Induction of TGF-β1 synthesis in D-glucose primed human proximal tubular cells by IL-1β and TNFα

Induction of TGF-β1 synthesis in D-glucose primed human proximal tubular cells by IL-1β and TNFα. The aim of the present study was to examine whether the induction of TGF- β 1 synthesis by the pro-inflammatory macrophage derived cytokines, IL-1 β or TNF α , was modified by alterations in D-glucose concentrations. Stimulation of growth arrested HPTC with IL-1 β or TNF α resulted in increased expression of TGF- β 1 mRNA. The transcript was demonstrable 60 minutes after the addition of IL-1 β , and apparent steady-state mRNA levels were achieved after six hours. Following stimulation with TNF α , TGF- β 1 mRNA was detectable after 15 minutes and reached steady state levels by two hours. Quantitative RT-PCR revealed that following six hours stimulation with either IL-1 β or TNF α (both at 1 ng/ml), there was no difference in the absolute amount of TGF- β 1 mRNA induced by these two stimuli (14.8 ± 5.6 vs. 19.7 ± 4.9 pm).
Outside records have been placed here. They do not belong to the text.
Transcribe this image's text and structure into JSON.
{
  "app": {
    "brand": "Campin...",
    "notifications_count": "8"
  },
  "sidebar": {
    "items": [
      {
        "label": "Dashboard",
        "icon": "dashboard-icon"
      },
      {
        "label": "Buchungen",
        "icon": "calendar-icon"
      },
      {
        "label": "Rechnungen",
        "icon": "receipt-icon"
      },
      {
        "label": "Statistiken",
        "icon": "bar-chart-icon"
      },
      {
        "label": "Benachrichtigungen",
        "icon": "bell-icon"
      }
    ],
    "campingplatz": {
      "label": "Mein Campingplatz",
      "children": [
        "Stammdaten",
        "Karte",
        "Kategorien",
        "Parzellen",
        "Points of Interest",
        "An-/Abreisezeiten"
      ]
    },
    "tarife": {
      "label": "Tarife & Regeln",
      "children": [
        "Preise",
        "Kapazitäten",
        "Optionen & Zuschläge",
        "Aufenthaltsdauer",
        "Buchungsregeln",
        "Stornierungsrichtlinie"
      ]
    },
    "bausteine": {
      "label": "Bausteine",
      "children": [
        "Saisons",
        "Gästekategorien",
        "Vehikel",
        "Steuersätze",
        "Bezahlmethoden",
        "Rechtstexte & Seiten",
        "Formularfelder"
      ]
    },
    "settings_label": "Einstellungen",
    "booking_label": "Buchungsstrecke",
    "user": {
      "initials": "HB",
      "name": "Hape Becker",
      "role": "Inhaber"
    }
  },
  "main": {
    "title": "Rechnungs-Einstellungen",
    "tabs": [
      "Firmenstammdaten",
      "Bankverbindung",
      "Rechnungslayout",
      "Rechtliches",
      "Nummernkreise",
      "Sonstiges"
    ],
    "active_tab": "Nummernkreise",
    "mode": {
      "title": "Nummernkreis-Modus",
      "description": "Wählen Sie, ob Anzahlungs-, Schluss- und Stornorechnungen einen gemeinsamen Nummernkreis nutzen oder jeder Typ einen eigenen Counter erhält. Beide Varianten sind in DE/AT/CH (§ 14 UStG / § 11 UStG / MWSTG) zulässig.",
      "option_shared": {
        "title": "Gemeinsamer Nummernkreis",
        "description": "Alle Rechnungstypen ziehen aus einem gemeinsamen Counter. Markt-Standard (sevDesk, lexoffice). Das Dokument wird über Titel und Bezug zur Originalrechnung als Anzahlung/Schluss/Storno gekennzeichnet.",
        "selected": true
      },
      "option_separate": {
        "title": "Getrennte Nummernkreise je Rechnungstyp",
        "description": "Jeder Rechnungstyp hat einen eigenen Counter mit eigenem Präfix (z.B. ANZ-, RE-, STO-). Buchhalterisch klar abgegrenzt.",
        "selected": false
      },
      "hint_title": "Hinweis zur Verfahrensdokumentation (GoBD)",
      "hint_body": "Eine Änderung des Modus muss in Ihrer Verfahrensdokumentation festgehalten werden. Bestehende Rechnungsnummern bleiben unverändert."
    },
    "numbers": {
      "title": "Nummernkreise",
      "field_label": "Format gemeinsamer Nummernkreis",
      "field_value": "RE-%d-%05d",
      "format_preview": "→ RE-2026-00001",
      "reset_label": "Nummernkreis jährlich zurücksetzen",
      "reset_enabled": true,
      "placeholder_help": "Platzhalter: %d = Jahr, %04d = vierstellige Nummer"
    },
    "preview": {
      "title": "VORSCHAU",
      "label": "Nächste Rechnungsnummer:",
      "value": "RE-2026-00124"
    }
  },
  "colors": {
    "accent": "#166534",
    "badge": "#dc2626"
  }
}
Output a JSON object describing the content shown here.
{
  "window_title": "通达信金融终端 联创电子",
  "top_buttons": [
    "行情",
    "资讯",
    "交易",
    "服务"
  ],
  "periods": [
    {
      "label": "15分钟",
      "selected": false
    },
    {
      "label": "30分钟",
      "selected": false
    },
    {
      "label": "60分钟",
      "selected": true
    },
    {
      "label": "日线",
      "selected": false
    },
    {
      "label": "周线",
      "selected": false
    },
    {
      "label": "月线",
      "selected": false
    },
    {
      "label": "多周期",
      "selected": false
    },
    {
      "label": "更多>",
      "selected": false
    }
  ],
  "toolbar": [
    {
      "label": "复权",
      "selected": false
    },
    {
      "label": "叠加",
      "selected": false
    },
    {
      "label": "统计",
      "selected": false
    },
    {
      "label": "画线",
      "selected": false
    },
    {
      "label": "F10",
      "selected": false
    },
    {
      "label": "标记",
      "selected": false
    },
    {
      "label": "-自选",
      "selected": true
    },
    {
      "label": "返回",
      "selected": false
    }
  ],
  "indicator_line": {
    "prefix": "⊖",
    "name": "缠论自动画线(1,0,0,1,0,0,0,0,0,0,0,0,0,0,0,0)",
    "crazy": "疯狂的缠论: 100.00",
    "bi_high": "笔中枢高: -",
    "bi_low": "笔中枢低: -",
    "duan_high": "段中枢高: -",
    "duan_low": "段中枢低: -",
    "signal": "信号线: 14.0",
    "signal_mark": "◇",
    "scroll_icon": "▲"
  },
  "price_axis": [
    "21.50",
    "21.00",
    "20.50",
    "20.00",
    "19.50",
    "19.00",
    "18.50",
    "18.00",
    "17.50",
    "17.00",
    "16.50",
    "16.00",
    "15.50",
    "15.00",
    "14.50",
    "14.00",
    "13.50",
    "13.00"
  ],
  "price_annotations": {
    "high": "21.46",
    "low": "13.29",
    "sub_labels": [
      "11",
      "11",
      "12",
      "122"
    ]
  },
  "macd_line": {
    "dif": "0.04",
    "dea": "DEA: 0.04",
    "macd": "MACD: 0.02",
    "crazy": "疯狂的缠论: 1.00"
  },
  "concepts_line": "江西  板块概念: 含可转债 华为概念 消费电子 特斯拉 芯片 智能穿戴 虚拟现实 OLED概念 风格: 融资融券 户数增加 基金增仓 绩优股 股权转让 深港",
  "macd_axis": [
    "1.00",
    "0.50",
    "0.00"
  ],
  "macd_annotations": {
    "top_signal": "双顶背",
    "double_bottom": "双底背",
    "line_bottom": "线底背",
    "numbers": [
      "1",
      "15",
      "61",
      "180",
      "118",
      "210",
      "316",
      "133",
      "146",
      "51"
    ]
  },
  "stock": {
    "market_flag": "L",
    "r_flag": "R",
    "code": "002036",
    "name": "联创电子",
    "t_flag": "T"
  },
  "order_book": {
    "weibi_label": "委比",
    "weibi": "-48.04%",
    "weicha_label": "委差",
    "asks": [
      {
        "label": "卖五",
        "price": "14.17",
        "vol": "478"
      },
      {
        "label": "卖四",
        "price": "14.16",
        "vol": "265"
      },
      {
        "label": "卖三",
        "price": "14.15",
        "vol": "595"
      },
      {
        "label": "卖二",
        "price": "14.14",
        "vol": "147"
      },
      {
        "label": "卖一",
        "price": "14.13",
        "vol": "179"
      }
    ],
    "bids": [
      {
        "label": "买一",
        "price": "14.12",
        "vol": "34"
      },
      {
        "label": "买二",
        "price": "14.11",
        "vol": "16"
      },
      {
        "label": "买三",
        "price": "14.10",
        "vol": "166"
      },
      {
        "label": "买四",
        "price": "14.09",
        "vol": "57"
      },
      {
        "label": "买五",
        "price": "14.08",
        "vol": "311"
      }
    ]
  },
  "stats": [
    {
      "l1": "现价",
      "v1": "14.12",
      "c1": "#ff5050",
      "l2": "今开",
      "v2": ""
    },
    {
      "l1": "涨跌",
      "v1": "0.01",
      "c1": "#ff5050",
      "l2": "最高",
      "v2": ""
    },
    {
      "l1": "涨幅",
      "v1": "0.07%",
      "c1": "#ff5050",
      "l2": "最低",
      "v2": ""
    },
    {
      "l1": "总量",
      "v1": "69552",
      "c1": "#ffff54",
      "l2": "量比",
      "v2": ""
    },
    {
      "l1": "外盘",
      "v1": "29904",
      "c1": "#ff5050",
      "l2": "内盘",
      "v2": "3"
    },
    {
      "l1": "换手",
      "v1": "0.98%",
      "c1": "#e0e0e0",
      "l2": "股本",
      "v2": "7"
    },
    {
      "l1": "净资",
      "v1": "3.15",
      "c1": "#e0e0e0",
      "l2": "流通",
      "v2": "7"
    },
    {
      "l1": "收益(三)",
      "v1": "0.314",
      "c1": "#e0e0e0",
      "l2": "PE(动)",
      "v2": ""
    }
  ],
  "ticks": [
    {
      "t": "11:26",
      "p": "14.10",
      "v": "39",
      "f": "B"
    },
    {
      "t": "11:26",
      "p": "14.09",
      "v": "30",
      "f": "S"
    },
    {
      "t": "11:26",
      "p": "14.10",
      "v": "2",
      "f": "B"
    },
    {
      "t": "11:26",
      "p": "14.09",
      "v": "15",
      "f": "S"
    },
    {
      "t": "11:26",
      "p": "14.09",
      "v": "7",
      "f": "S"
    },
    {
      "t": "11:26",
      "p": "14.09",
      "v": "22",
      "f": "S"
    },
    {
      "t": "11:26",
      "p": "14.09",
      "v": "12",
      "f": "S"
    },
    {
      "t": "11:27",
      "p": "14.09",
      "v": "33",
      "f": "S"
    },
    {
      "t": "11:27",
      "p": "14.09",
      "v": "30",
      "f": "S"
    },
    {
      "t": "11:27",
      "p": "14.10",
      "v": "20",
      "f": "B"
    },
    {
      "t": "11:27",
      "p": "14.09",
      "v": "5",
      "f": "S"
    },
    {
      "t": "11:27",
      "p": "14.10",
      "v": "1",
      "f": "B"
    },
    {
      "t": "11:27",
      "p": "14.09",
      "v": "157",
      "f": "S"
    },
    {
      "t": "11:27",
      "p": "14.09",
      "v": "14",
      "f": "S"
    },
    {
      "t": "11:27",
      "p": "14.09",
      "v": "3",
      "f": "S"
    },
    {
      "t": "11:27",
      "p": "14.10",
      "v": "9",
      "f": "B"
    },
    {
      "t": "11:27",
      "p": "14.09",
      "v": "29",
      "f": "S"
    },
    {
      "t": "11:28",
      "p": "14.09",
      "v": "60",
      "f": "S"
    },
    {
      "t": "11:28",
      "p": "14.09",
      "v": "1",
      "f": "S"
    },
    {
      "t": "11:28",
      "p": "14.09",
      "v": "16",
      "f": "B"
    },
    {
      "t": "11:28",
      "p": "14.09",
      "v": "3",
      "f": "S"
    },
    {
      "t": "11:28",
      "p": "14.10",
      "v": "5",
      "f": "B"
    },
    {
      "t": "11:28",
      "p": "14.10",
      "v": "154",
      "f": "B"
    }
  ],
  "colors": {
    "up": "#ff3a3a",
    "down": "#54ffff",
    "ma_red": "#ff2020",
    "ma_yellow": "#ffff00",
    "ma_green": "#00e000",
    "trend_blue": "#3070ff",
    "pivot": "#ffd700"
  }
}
Despite induction of TGF- β 1 mRNA following stimulation with IL-1 β or TNF α , neither stimulus increased TGF- β 1 protein synthesis or release. Pre-exposure of HPTC to 25mm D-glucose for 48 hours and subsequent stimulation with IL-1 β resulted in the secretion of latent TGF- β 1 in both a time and dose dependent manner. This effect was not apparent following TNF α stimulation of D-glucose primed HPTC. Stimulation of TGF- β 1 synthesis by IL-1 β in D-glucose primed cells was inhibited by cycloheximide but not by actinomycin-D. Examination of D-glucose induced TGF- β 1 mRNA revealed that IL-1 β , but not TNF α , increased the stability of the D-glucose induced transcript. These results demonstrate that the interaction of D-glucose and IL-1 β lead to secretion of TGF- β 1 by HPTC. In contrast, such an interaction was not demonstrable between D-glucose and TNF α . This may be explained by the ability of IL-1 β to stabilize D-glucose-induced TGF- β 1 mRNA.